Gli amici ricordano il professor Gian Luca Tusini scomparso prematuramente a 63 anni
Tanti i ricordi degli amici per la scomparsa del prof. Gian Luca Tusini. Impossibile pubblicarli tutti. Qui, ne postiamo solo alcuni.
Anna Greco, presidente circolo Pd Mirandola, in un post ricorda così il professore.
CIAO GIANLUCA
Compagno di viaggio da pendolari con Bruno, Claudio e tanti altri, grande affabulatore, simpatico, una grandissima cultura, che però, come Bruno, non faceva mai pesare quando si relazionava con gli altri. Da persona intelligente non si prendeva mai troppo sul serio.
Mi spiace tantissimo Gianluca
Il consigliere comunale di Cavezzo per il centrosinistra Antonio Turco, ricorda così l'amico Tusini sempre gentile e disponibile.
Per la morte del prof. Gian Luca Tusini, 20 settembre 2024
Caro Gian Luca, te ne sei andato troppo presto, in modo improvviso e questo mi procura dolore. Ci eravamo visti di recente, avevamo parlato di politica locale, avevi colto il mio disappunto sul risultato a Cavezzo e scherzando mi hai detto di "stare sereno"; ne avremmo riparlato subito dopo il mese di agosto, ma … non ho fatto in tempo.
Ci siamo conosciuti bene per oltre vent’anni come pendolari prendendo il treno a Cividale diretto a Bologna il mattino presto, molto presto.
C'era a quel tempo una bellissima compagnia di pendolari: il prof. Bruno Andreolli, Sauro Secchi, Luigi Costi, Anna Greco, Luisa Baraldi e altri.
Ricordo ancora bene quando superasti a pieni voti il concorso come docente universitario all’Alma Mater. Te lo meritavi pienamente e te lo dissi con convinzione.
Eh già: perché Gian Luca sapeva unire, senza forzature e con singolare equilibrio, la ferrea professionalità del suo ruolo di docente universitario ad una forte umanità. La dimensione della sede distaccata di Ravenna della sua Facoltà, dove teneva le lezioni di Storia dell’Arte, consentiva ancora rapporti umani e diretti con gli studenti.

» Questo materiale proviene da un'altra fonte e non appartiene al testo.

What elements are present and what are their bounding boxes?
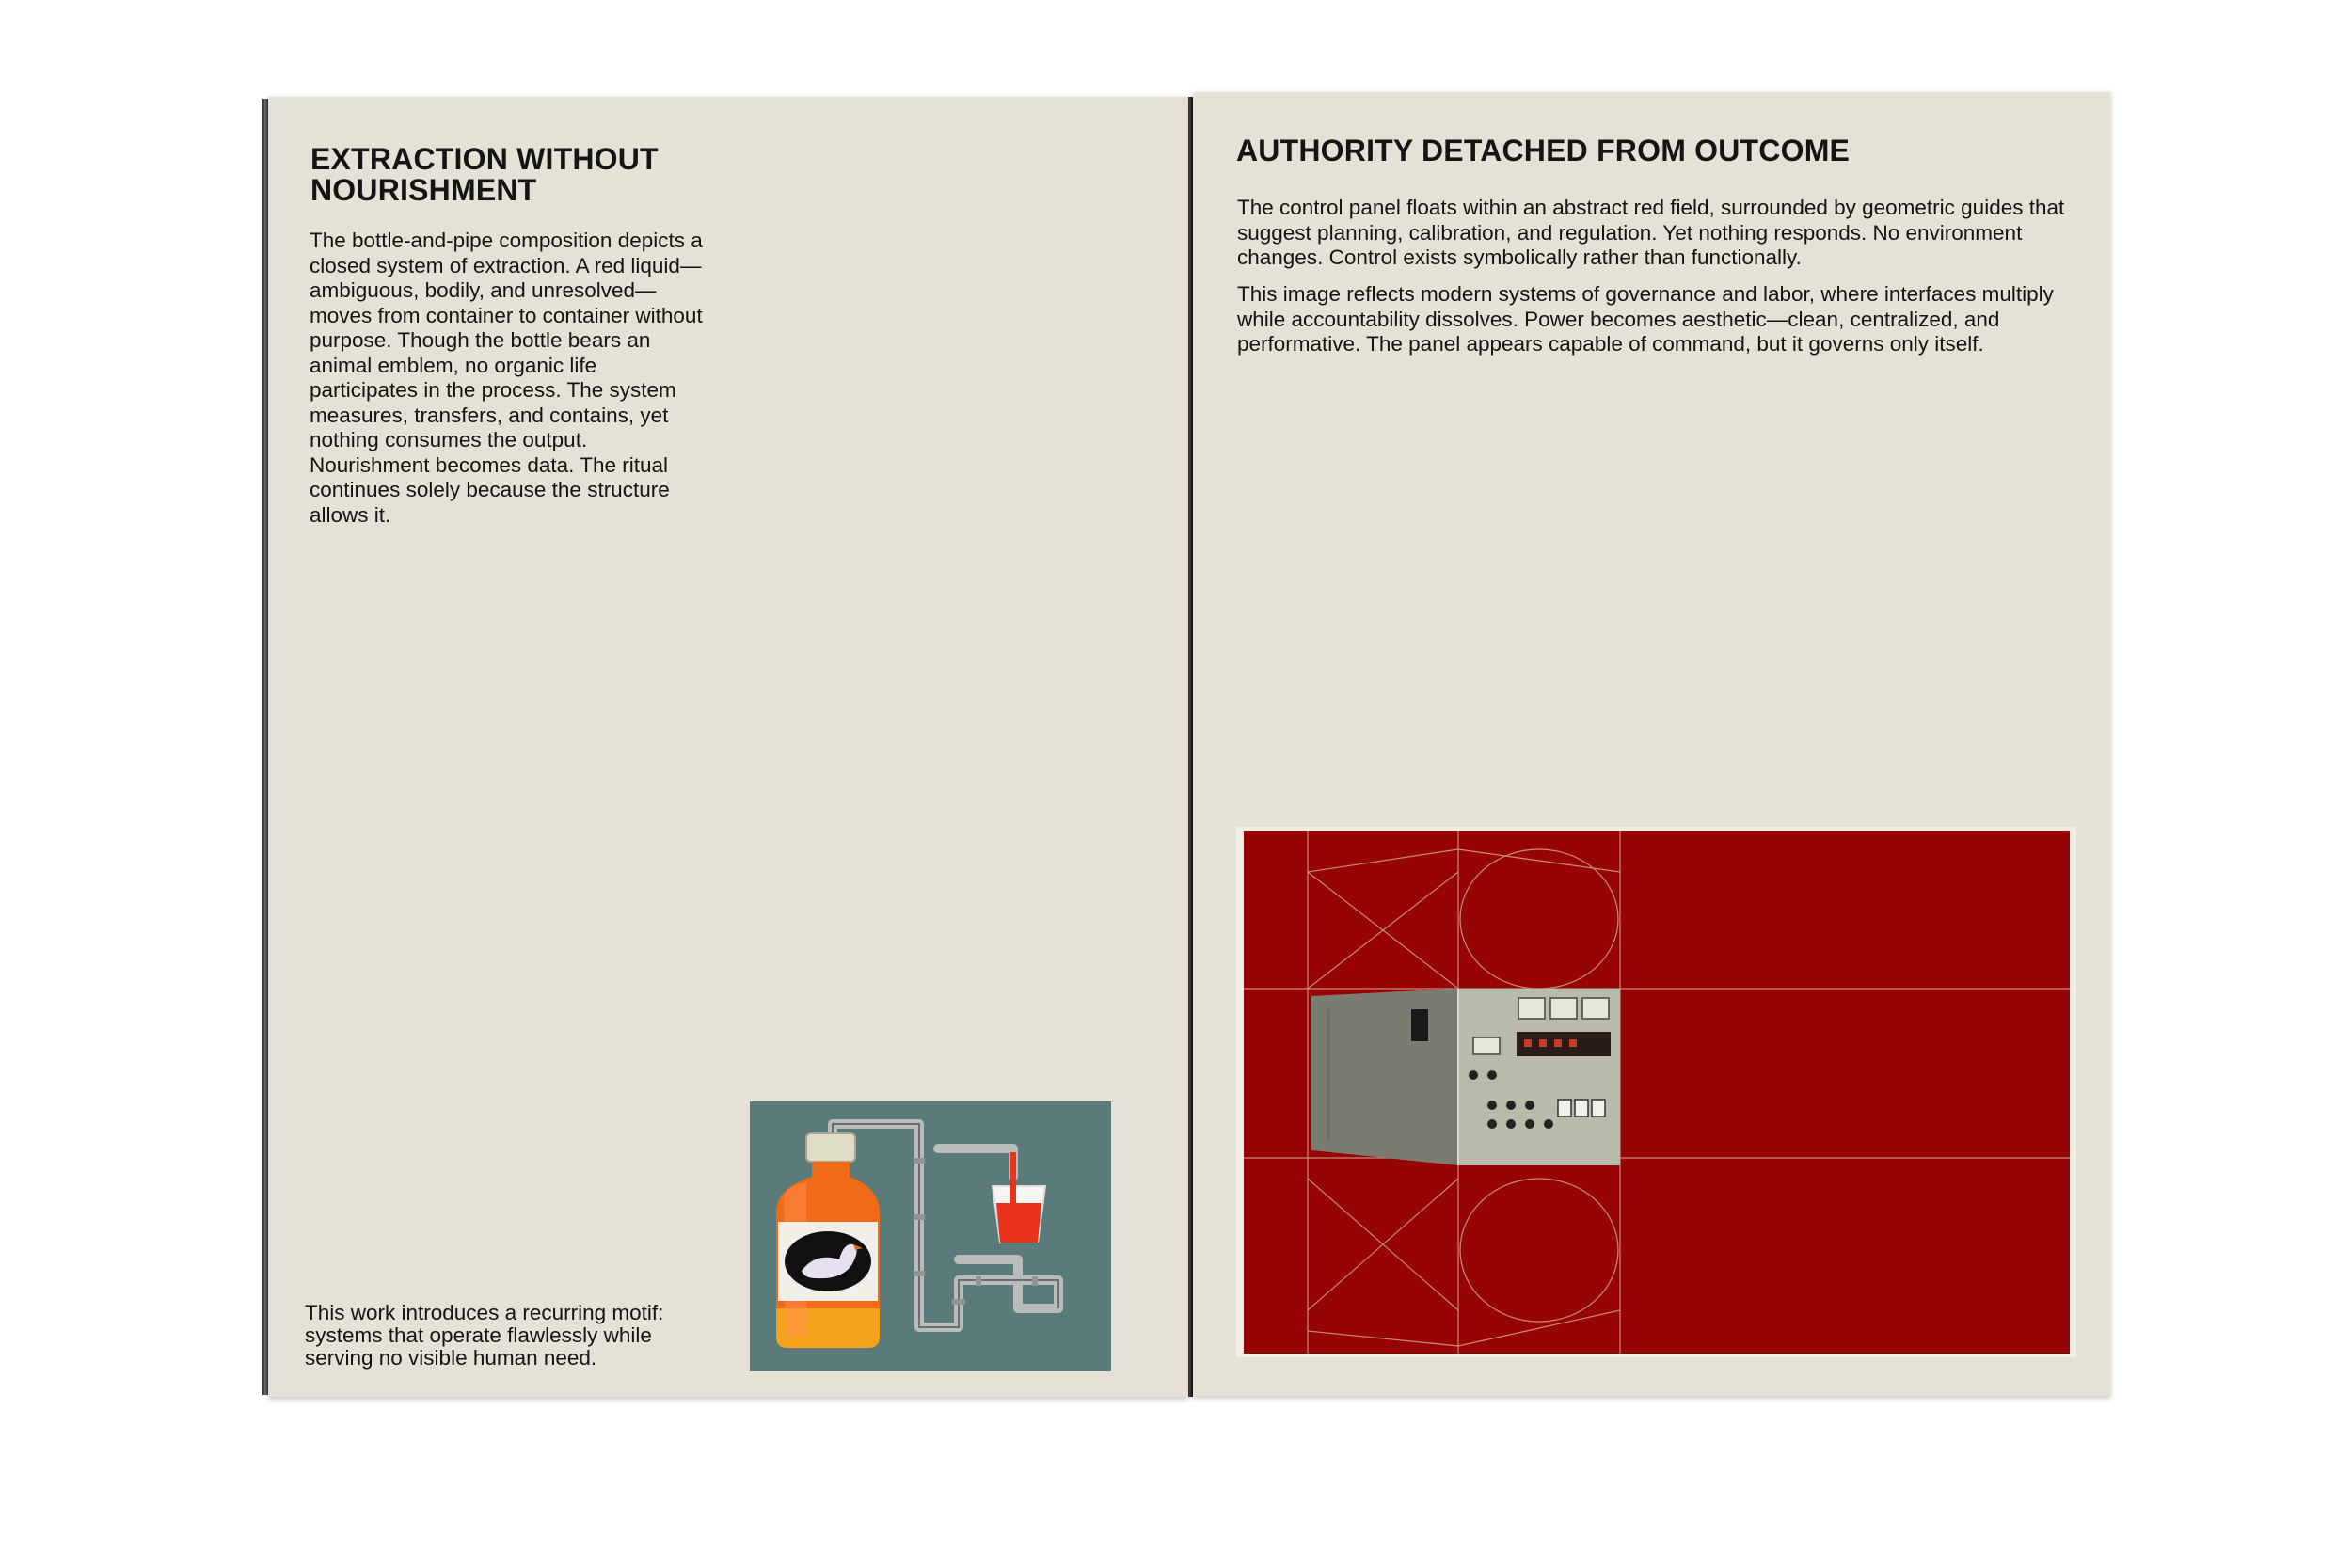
left-page-body: The bottle-and-pipe composition depicts a closed system of extraction. A red liquid—ambiguous, bodily, and unresolved—moves from container to container without purpose. Though the bottle bears an animal emblem, no organic life participates in the process. The system measures, transfers, and contains, yet nothing consumes the output. Nourishment becomes data. The ritual continues solely because the structure allows it. xyxy=(310,229,703,527)
left-page-footnote: This work introduces a recurring motif: systems that operate flawlessly while serving no visible human need. xyxy=(305,1301,664,1370)
right-page-title: AUTHORITY DETACHED FROM OUTCOME xyxy=(1236,134,1851,167)
left-page-title: EXTRACTION WITHOUT NOURISHMENT xyxy=(310,142,659,207)
left-page xyxy=(268,97,1188,1397)
right-page xyxy=(1193,92,2110,1396)
page-edges xyxy=(262,99,268,1395)
bottle-pipe-artwork xyxy=(750,1101,1111,1371)
control-panel-artwork xyxy=(1236,827,2076,1357)
control-panel-illustration xyxy=(1244,831,2070,1354)
right-page-paragraph-1: The control panel floats within an abstract red field, surrounded by geometric guides that suggest planning, calibration, and regulation. Yet nothing responds. No environment changes. Control exists symbolically rather than functionally. xyxy=(1237,196,2065,269)
bottle-pipe-illustration xyxy=(750,1101,1111,1371)
right-page-paragraph-2: This image reflects modern systems of governance and labor, where interfaces multiply while accountability dissolves. Power becomes aesthetic—clean, centralized, and performative. The panel appears capable of command, but it governs only itself. xyxy=(1237,282,2054,356)
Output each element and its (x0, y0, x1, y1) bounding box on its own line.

Ma lui li aveva anche da prima, li ha sempre avuti: partecipai di persona ad una sua lezione incredibile per il tema trattato e l’ampiezza della visione culturale specifica (mi disse poi che mi aveva chiamato apposta).

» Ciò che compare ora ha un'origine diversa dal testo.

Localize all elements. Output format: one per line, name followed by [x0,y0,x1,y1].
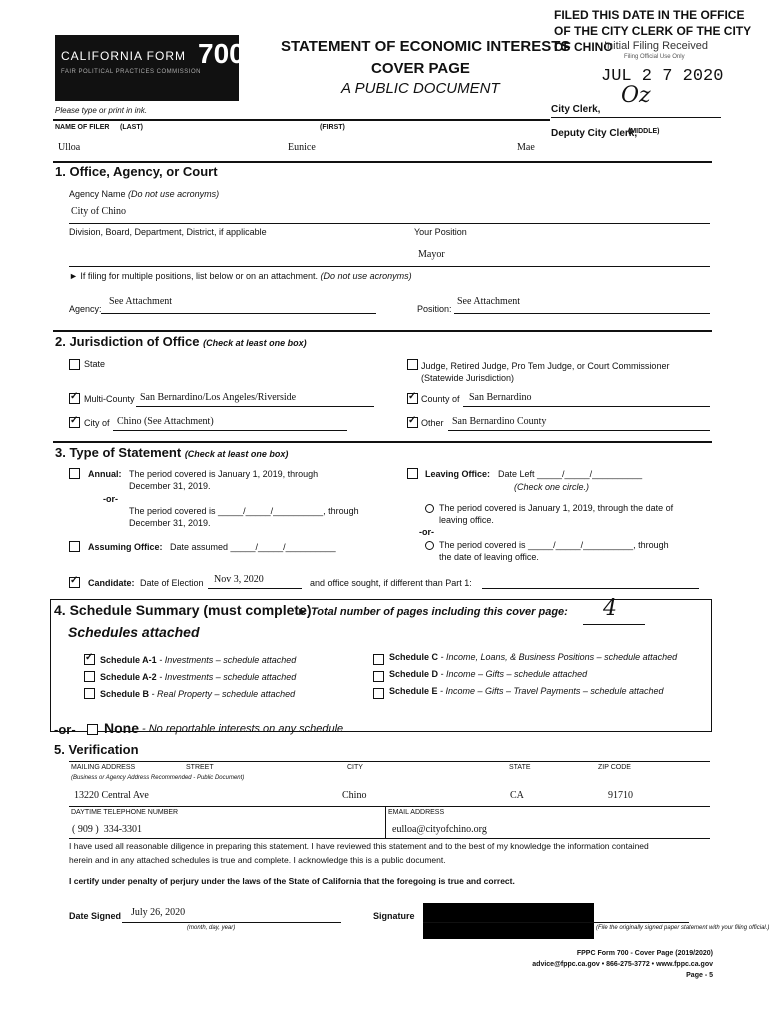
city-field-value[interactable]: Chino [342,790,367,801]
email-label: EMAIL ADDRESS [388,809,445,816]
multiple-positions-note: ► If filing for multiple positions, list below or on an attachment. (Do not use acronyms) [69,271,412,281]
leaving-office-checkbox[interactable] [407,468,418,479]
stamp-line1: FILED THIS DATE IN THE OFFICE [554,8,745,22]
position2-value[interactable]: See Attachment [457,296,521,307]
judge-checkbox[interactable] [407,359,418,370]
logo-form-number: 700 [198,38,245,69]
candidate-election-date[interactable]: Nov 3, 2020 [214,574,264,585]
filer-first[interactable]: Eunice [288,142,316,153]
leaving-office-label: Leaving Office: [425,469,491,479]
filer-last-label: (LAST) [120,124,143,131]
city-label: City of [84,418,110,428]
candidate-checkbox[interactable] [69,577,80,588]
section2-title: 2. Jurisdiction of Office (Check at least one box) [55,334,307,349]
other-checkbox[interactable] [407,417,418,428]
signature-redaction [423,903,594,939]
certify-text: I certify under penalty of perjury under the laws of the State of California that the foregoing is true and correct. [69,876,515,886]
diligence-text-2: herein and in any attached schedules is true and complete. I acknowledge this is a public document. [69,855,446,865]
signature-hint: (File the originally signed paper statement with your filing official.) [596,925,770,931]
county-label: County of [421,394,460,404]
diligence-text: I have used all reasonable diligence in preparing this statement. I have reviewed this statement and to the best of my knowledge the information contained [69,841,649,851]
footer-page: Page - 5 [686,972,713,979]
assuming-office-date[interactable]: Date assumed _____/_____/__________ [170,542,336,552]
annual-text3: The period covered is _____/_____/__________, through [129,506,359,516]
candidate-office-text: and office sought, if different than Part 1: [310,578,472,588]
candidate-text: Date of Election [140,578,204,588]
agency2-value[interactable]: See Attachment [109,296,173,307]
form-700-logo [55,35,245,101]
state-checkbox[interactable] [69,359,80,370]
none-checkbox[interactable] [87,724,98,735]
annual-label: Annual: [88,469,122,479]
agency2-label: Agency: [69,304,102,314]
candidate-label: Candidate: [88,578,135,588]
schedule-a2-label: Schedule A-2 - Investments – schedule attached [100,672,297,682]
zip-label: ZIP CODE [598,764,631,771]
leaving-option2-text: The period covered is _____/_____/__________, through [439,540,669,550]
logo-subtitle: FAIR POLITICAL PRACTICES COMMISSION [61,69,201,75]
stamp-deputy: Deputy City Clerk, [551,128,638,139]
schedule-c-label: Schedule C - Income, Loans, & Business Positions – schedule attached [389,652,678,662]
county-value[interactable]: San Bernardino [469,392,532,403]
street-label: STREET [186,764,214,771]
schedule-d-checkbox[interactable] [373,671,384,682]
total-pages-value[interactable]: 4 [603,596,617,621]
agency-name-label: Agency Name (Do not use acronyms) [69,189,220,199]
agency-name-value[interactable]: City of Chino [71,206,127,217]
schedule-d-label: Schedule D - Income – Gifts – schedule attached [389,669,588,679]
section1-title: 1. Office, Agency, or Court [55,164,218,179]
annual-or: -or- [103,494,118,504]
section4-title: 4. Schedule Summary (must complete) [54,602,312,618]
schedule-e-checkbox[interactable] [373,688,384,699]
annual-text2: December 31, 2019. [129,481,211,491]
state-field-value[interactable]: CA [510,790,524,801]
your-position-value[interactable]: Mayor [418,249,445,260]
state-field-label: STATE [509,764,531,771]
leaving-or: -or- [419,527,434,537]
phone-label: DAYTIME TELEPHONE NUMBER [71,809,179,816]
date-signed-hint: (month, day, year) [187,925,236,931]
filer-middle[interactable]: Mae [517,142,535,153]
filer-name-label: NAME OF FILER [55,124,110,131]
division-label: Division, Board, Department, District, if applicable [69,227,267,237]
none-label: None [104,720,139,736]
state-label: State [84,359,106,369]
none-text: - No reportable interests on any schedule [142,723,344,735]
city-value[interactable]: Chino (See Attachment) [117,416,214,427]
schedule-a1-label: Schedule A-1 - Investments – schedule attached [100,655,297,665]
stamp-official-use: Filing Official Use Only [624,54,685,60]
date-signed-label: Date Signed [69,911,122,921]
leaving-office-date[interactable]: Date Left _____/_____/__________ [498,469,643,479]
leaving-option1-radio[interactable] [425,504,434,513]
footer-contact: advice@fppc.ca.gov • 866-275-3772 • www.fppc.ca.gov [532,961,713,968]
county-checkbox[interactable] [407,393,418,404]
total-pages-label: ► Total number of pages including this cover page: [297,606,568,618]
annual-text1: The period covered is January 1, 2019, through [129,469,319,479]
city-checkbox[interactable] [69,417,80,428]
section3-title: 3. Type of Statement (Check at least one box) [55,445,289,460]
schedule-c-checkbox[interactable] [373,654,384,665]
zip-value[interactable]: 91710 [608,790,633,801]
filer-last[interactable]: Ulloa [58,142,81,153]
none-or-label: -or- [54,722,76,737]
filer-middle-label: (MIDDLE) [628,128,660,135]
check-one-note: (Check one circle.) [514,482,590,492]
schedule-a1-checkbox[interactable] [84,654,95,665]
logo-form-label: CALIFORNIA FORM [61,49,187,63]
judge-label-2: (Statewide Jurisdiction) [421,373,515,383]
filer-first-label: (FIRST) [320,124,345,131]
city-field-label: CITY [347,764,363,771]
leaving-option2-text2: the date of leaving office. [439,552,539,562]
signature-label: Signature [373,911,415,921]
page-title: STATEMENT OF ECONOMIC INTERESTS [281,38,571,55]
street-value[interactable]: 13220 Central Ave [74,790,149,801]
multi-county-value[interactable]: San Bernardino/Los Angeles/Riverside [140,392,297,403]
phone-value[interactable]: ( 909 ) 334-3301 [72,824,143,835]
other-label: Other [421,418,444,428]
other-value[interactable]: San Bernardino County [452,416,547,427]
judge-label: Judge, Retired Judge, Pro Tem Judge, or Court Commissioner [421,361,670,371]
leaving-option1-text2: leaving office. [439,515,494,525]
public-document: A PUBLIC DOCUMENT [341,80,500,97]
business-note: (Business or Agency Address Recommended - Public Document) [71,775,245,781]
schedule-e-label: Schedule E - Income – Gifts – Travel Payments – schedule attached [389,686,664,696]
schedule-a2-checkbox[interactable] [84,671,95,682]
multi-county-label: Multi-County [84,394,135,404]
stamp-line3: OF CHINO [554,40,613,54]
position2-label: Position: [417,304,452,314]
print-instruction: Please type or print in ink. [55,106,148,115]
stamp-date: JUL 2 7 2020 [601,67,724,86]
assuming-office-label: Assuming Office: [88,542,163,552]
assuming-office-checkbox[interactable] [69,541,80,552]
email-value[interactable]: eulloa@cityofchino.org [392,824,487,835]
your-position-label: Your Position [414,227,467,237]
stamp-city-clerk: City Clerk, [551,104,601,115]
footer-form: FPPC Form 700 - Cover Page (2019/2020) [576,950,713,957]
page-subtitle: COVER PAGE [371,60,470,77]
section5-title: 5. Verification [54,742,139,757]
leaving-option2-radio[interactable] [425,541,434,550]
schedule-b-checkbox[interactable] [84,688,95,699]
mailing-address-label: MAILING ADDRESS [71,764,136,771]
date-signed-value[interactable]: July 26, 2020 [131,907,186,918]
multi-county-checkbox[interactable] [69,393,80,404]
annual-checkbox[interactable] [69,468,80,479]
stamp-line2: OF THE CITY CLERK OF THE CITY [554,24,752,38]
schedule-b-label: Schedule B - Real Property – schedule attached [100,689,296,699]
annual-text4: December 31, 2019. [129,518,211,528]
schedules-attached-label: Schedules attached [68,624,200,640]
stamp-received: Initial Filing Received [604,40,708,52]
leaving-option1-text: The period covered is January 1, 2019, through the date of [439,503,674,513]
stamp-initials: Oz [621,83,651,108]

L’aula di Via Zamboni era strapiena di studenti.
Ne aveva molti di più lui a lezione del professore ordinario.
Mi disse che questo fatto indispettiva bonariamente il suo professore con il quale ha peraltro sempre avuto un grande rapporto di amicizia e collaborazione.
Grazie per la Tua amicizia Gian Luca.
Ti ricorderò sempre con affetto.
Le persone gentili e disponibili come Gian Luca hanno un posto riservato nel cuore di chi li ha conosciuti.
Il professore Roberto Balzani dell'Università di Bologna, ricorda così l'amico e collega Gian Luca.
Sopravvissuto
C'era una volta una piccola stanza a Palazzo Corradini, a Ravenna. Eravamo un gruppo di giovani e meno giovani professori universitari. Ci occupavano di patrimonio, di storia, di storia dell'arte. Bruno Andreolli era medievista, allievo di Fumagalli: ci raccontava storie antiche di boschi, di animali feroci e domestici, di contadini. Stefano Tumidei era uno storico dell'arte: il più talentuoso e il più sfortunato fra noi. Quando riceveva le sue laureande per discutere le tesi, ascoltavamo estasiati anche noi. Gian Luca Tusini, allievo di Barilli, era uno storico dell'arte contemporanea: uno spirito intelligente e bizzarro, con un'aria ironica da dandy. Eravamo emiliani e romagnoli, tutta gente di provincia, modenesi e forlivesi insieme. Ora che sono tutti mancati prima del tempo, ultimo Gian Luca, mi sento un nostalgico sopravvissuto. Ma sorrido dentro di me, ricordando i loro sguardi, i loro discorsi, la nostra vera, vera amicizia.